Suddenly to Shirley's straining ears came the tick-ticking of an alarm clock, from the corner of the room to his right. He dare not look at it. Warren's eyes grew black with the Great Fear!

“You fool, you've locked all the entrances, and sent the men away. That clock will ring in exactly five minutes. When it does, this place will go up from a load of lyddite. You've dug your own grave!”

Warren's voice was hoarse, and his bright eyes radiated venomously, as he kept his weapon pointed, like Shirley's, at the face opposite. They were both prisoners in the death cellar, with the advantage in favor of neither!

And the ticking clock, with its maddening, mechanical death chant seemed to Shirley to cry, with each beat, like the reminiscence of some nightmare barbershop: “Next! Next! Next!”

[ [!-- H2 anchor --] ]

CHAPTER XXIII. CAPTURED AND THEN

Warren's white lips were moving in perfect synchronism, as he counted the seconds and ticks of the clock. Shirley, never so acute, cudgeled his mind for some devise by which he might overcame the other. It was hopeless. At last, just as he knew the inevitable second was almost completed, a faint rustling came from the other side of the iron door. Warren's face brightened with hope. With a nerve-racking rasp, the iron bar on the other side was raised: it was a torturing delay as the two waited!

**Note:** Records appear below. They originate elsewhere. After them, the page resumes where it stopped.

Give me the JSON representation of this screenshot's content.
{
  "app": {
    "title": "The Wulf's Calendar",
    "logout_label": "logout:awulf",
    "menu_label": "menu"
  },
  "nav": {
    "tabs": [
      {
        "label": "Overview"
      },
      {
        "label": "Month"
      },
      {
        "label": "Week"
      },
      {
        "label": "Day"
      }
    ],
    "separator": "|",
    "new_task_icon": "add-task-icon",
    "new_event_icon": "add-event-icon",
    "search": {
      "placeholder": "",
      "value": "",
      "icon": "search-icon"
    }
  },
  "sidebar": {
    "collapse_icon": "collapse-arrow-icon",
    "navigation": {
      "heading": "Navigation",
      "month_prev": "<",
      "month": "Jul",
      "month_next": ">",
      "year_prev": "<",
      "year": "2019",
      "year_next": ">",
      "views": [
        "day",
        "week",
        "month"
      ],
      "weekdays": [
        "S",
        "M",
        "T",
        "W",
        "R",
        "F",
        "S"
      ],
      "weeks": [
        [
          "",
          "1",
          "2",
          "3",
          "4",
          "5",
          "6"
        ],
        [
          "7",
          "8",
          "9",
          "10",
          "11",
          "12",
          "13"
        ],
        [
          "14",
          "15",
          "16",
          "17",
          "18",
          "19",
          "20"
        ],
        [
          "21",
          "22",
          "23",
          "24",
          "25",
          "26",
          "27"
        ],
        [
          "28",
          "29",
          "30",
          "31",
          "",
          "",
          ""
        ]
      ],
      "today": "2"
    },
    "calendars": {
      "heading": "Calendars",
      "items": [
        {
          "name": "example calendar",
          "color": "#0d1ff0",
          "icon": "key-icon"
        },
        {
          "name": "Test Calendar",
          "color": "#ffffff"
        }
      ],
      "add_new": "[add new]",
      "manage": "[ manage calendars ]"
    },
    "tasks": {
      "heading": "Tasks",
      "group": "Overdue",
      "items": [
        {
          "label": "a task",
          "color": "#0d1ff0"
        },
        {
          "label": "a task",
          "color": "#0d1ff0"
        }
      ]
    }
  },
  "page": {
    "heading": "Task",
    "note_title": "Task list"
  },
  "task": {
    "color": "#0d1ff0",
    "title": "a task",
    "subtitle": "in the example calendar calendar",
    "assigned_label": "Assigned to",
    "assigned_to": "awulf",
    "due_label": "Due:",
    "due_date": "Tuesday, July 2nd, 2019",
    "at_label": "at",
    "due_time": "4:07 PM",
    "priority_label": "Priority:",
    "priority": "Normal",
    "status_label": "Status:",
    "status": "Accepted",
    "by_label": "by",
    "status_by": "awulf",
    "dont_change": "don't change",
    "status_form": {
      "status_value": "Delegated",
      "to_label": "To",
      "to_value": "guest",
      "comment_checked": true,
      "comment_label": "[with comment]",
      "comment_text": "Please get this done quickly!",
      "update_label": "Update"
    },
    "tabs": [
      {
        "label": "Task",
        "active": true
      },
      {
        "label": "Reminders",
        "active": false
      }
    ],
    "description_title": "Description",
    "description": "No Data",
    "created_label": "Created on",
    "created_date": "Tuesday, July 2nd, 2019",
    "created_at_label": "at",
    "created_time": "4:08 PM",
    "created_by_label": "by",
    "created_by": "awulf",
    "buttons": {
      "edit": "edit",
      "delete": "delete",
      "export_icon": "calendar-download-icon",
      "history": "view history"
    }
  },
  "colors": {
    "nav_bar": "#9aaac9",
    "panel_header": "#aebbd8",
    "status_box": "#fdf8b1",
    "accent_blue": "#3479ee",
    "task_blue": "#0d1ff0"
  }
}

The door slowly opened. After a harrowing pause a revolver muzzle slid gently through the crack, and a woman's voice murmured softly: “Drop the gun!”

It was Helene Marigold!

Warren's ashen face changed to purple hue, his hand trembled just enough to incite Shirley to a desperate chance. As the criminal drew the trigger with a spasmodic jerk, Shirley was dropping to the floor, whence he pushed himself forward with a froglike leap, as he straightened out the great muscles.